Clinic Partnership Has Helped Homeless Veterans Gain Benefits Over $3 Million


University of Miami Law graduates have helped South Florida's homeless and at-risk Veterans collectively receive more than $3 million in benefits. An agreement between Miami Law's Health Rights Clinic and the nonprofit Purpose Built Families Foundation will provide funding for two law school Fellows to serve hundreds of South Florida Veterans over the next year.

Ryan Foley, J.D. '13

Miami Law graduate Ryan Foley has led the university's Health Rights Clinic's efforts to help homeless Veterans obtain earned benefits and navigate other legal issues that impact housing since 2013. As an Operation Sacred Trust Fellow, Foley will oversee legal services for the nearly 1,000 area Veteran families served by Purpose Built Families Foundation’s Operation Sacred Trust program each year.

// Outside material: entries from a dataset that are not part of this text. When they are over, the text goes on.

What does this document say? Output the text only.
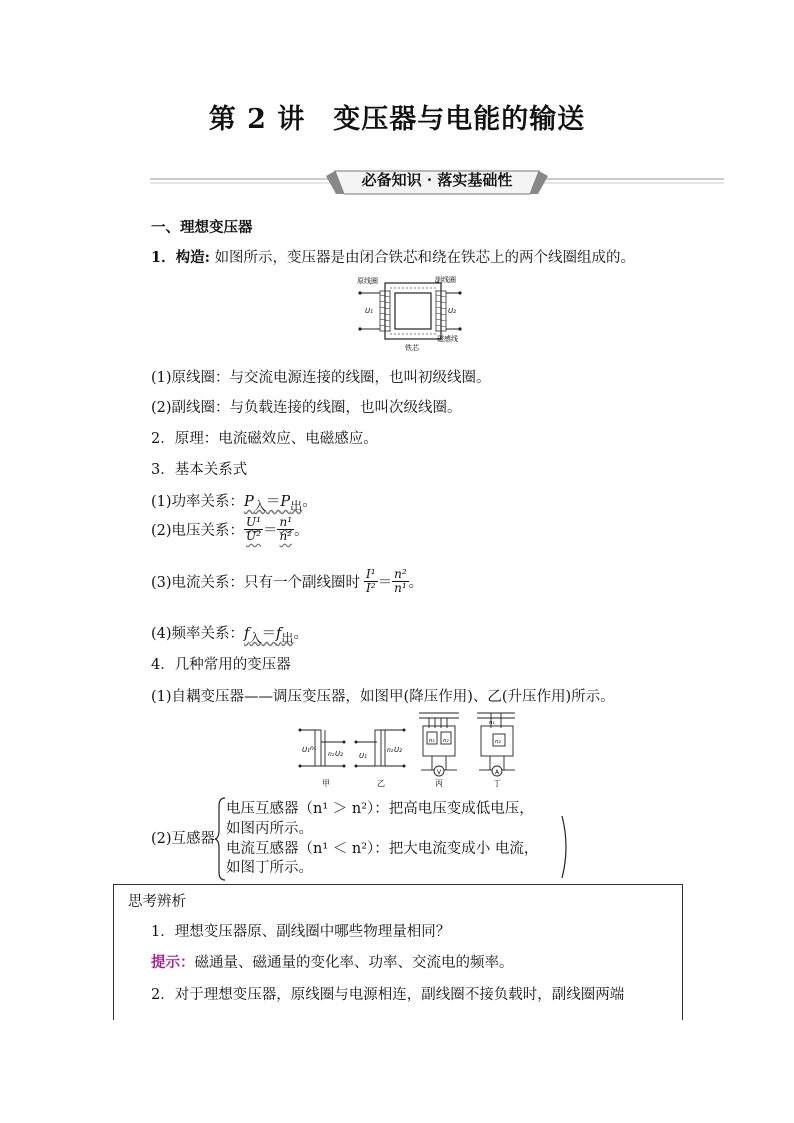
第 2 讲　变压器与电能的输送
必备知识 · 落实基础性
一、理想变压器
1．构造: 如图所示，变压器是由闭合铁芯和绕在铁芯上的两个线圈组成的。
原线圈	副线圈
U₁	U₂
铁芯
磁感线
(1)原线圈：与交流电源连接的线圈，也叫初级线圈。
(2)副线圈：与负载连接的线圈，也叫次级线圈。
2．原理：电流磁效应、电磁感应。
3．基本关系式
(1)功率关系：$P_入=P_出$。
(2)电压关系： $\frac{\text{U¹}}{\text{U²}} = \frac{\text{n¹}}{\text{n²}}$ 。
(3)电流关系：只有一个副线圈时 $\frac{\text{I¹}}{\text{I²}} = \frac{\text{n²}}{\text{n¹}}$ 。
(4)频率关系：$f_入=f_出$。
4．几种常用的变压器
(1)自耦变压器——调压变压器，如图甲(降压作用)、乙(升压作用)所示。
U₁ n₁
n₂ U₂
甲
U₁
n₂ U₂
乙
n₁ n₂
V
丙
n₁
n₂
A
丁
(2)互感器
电压互感器（n¹ ＞ n²）：把高电压变成低电压，
如图丙所示。
电流互感器（n¹ ＜ n²）：把大电流变成小 电流，
如图丁所示。
思考辨析
1．理想变压器原、副线圈中哪些物理量相同？
提示：磁通量、磁通量的变化率、功率、交流电的频率。
2．对于理想变压器，原线圈与电源相连，副线圈不接负载时，副线圈两端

Miami Law graduate Erin Hoover will be assigned to the Operation Sacred Trust team as a Veterans Rights Project Fellow.

After completing law school, Foley became a member of the Florida Bar in 2013; Hoover in 2015. Both UM graduates have significantly devoted their legal careers to providing services for very low income military veterans.

Foley and Hoover both say they are "enormously grateful" to be able to give back to those who have served.

“Bringing an end to veteran homelessness requires a collaborative approach. The partnership we have created with Purpose Built Families Foundation gives us an opportunity to address the civil legal needs of military veterans when they need help the most,” Foley said.

In addition to the Health Rights Clinic, Purpose Built Families Foundation also works with the Miami VA Medical Center, Carrfour Supportive Housing, and PAIRS Foundation to provide eligible Veteran families with outreach, case management, and assistance with housing and other VA benefits.

Because of the strong efforts of organizations like Purpose Built Families Foundation and UM’s Health Rights Clinic, veteran homelessness is down significantly in South Florida. Last month, HUD Secretary Ben Carson traveled to Miami to commend Miami-Dade County for meeting HUD benchmarks indicating a high level of success disrupting veteran homeless.

"When homelessness happens, it should be brief, rare and non-recurring," Dr. Carson said during his visit.

VA Secretary Robert Wilkie said in his confirmation hearings earlier this year: "Many of the issues I encountered as acting secretary were not with the quality of medical care but with getting our veterans through the door to reach that care."

"Secretary Wilkie has made it a priority to ensure veterans receive the highest level of customer service," Purpose Built CEO Seth Eisenberg said. "Our agreement with the University of Miami helps ensure veterans going through or facing homelessness have rapid, convenient access to professionals who can help them immediately begin creating the future they deserve."